The researchers developed an innovative AutoML system that trains only a single, large "once-for-all" (OFA) network serving as a "mother" network, which contains an extremely high number of subnetworks that are sparsely activated from this mother network. OFA shares all its learned weights with every subnetwork—meaning they come essentially pretrained. Consequently, each subnetwork can operate independently during inference without requiring retraining.
The team trained an OFA convolutional neural network (CNN)—commonly utilized for image-processing tasks—with versatile architectural configurations, including varying numbers of layers and "neurons," diverse filter sizes, and different input image resolutions. When presented with a specific platform, the system uses the OFA as the search space to identify the optimal subnetwork based on accuracy and latency tradeoffs that correspond to the platform's power and speed limitations. For an IoT device, for instance, the system will identify a smaller subnetwork. For smartphones, it will select larger subnetworks, but with different structures depending on individual battery life and computational resources. OFA separates model training from architecture search, distributing the one-time training cost across numerous inference hardware platforms and resource constraints.
This approach relies on a "progressive shrinking" algorithm that efficiently trains the OFA network to support all subnetworks simultaneously. It begins by training the full network at maximum size, then progressively reduces the network dimensions to include smaller subnetworks. Smaller subnetworks are trained with assistance from larger subnetworks, enabling them to develop together. Ultimately, all subnetworks of different sizes are supported, allowing rapid specialization based on the platform's power and speed constraints. It supports many hardware devices with zero training cost when adding a new device.
In total, the researchers discovered that one OFA can encompass more than 10 quintillion—that's a 1 followed by 19 zeros—architectural configurations, covering probably all platforms ever needed. However, training the OFA and searching it ultimately proves far more efficient than spending hours training each neural network individually for every platform. Moreover, OFA doesn't compromise accuracy or inference efficiency. Instead, it delivers state-of-the-art ImageNet accuracy on mobile devices. And when compared with state-of-the-art industry-leading CNN models, the researchers assert that OFA provides 1.5-2.6 times speedup, with superior accuracy.

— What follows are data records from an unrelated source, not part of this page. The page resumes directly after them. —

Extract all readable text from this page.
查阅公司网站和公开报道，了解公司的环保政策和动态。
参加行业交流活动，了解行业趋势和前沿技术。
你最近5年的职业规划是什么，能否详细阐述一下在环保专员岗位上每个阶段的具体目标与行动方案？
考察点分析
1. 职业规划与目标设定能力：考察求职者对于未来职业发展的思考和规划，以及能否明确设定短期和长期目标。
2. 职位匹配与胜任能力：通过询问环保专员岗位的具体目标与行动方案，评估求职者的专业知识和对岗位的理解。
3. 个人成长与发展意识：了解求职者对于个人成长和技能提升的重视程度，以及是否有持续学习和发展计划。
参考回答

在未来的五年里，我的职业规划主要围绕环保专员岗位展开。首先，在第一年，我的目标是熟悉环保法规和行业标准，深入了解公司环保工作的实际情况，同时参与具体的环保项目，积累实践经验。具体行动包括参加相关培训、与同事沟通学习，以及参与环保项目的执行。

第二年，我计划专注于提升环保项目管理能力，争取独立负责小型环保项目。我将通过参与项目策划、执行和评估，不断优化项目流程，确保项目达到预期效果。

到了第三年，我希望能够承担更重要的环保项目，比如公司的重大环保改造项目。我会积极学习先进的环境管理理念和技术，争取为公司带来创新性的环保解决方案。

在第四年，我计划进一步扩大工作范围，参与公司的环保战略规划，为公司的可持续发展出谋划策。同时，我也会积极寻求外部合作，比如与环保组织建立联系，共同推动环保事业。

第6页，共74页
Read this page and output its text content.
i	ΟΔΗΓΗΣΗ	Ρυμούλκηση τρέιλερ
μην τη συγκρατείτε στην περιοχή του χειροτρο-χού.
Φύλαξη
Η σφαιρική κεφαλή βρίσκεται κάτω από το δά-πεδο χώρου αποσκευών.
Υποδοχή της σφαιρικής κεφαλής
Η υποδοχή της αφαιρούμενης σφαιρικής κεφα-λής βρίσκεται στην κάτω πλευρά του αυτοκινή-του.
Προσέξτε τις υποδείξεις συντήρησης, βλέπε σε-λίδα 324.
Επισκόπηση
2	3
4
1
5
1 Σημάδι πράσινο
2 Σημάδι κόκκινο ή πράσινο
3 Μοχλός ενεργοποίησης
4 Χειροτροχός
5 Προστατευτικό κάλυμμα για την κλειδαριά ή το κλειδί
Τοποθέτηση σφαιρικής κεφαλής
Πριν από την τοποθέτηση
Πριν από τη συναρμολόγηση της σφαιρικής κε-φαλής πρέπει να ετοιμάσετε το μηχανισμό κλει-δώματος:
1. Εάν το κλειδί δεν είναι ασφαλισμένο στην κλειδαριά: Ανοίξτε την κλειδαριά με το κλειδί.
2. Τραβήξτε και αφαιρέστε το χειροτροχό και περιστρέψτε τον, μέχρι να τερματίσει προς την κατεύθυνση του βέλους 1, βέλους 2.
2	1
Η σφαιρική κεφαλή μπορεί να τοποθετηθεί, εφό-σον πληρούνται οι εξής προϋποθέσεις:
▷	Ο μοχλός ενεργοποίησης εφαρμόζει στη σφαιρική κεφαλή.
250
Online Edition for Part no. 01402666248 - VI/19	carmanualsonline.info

"This represents breakthrough technology," Han states. "If we want to run powerful AI on consumer devices, we must discover ways to shrink AI down to size."
"The model demonstrates remarkable compactness. I'm thrilled to see OFA continuing to push the boundaries of efficient deep learning on edge devices," notes Chuang Gan, a researcher at the MIT-IBM Watson AI Lab and co-author of the paper.
"If rapid progress in AI is to continue, we must reduce its environmental impact," emphasizes John Cohn, an IBM fellow and member of the MIT-IBM Watson AI Lab. "The advantage of developing methods to make AI models smaller and more efficient is that these models may also perform better."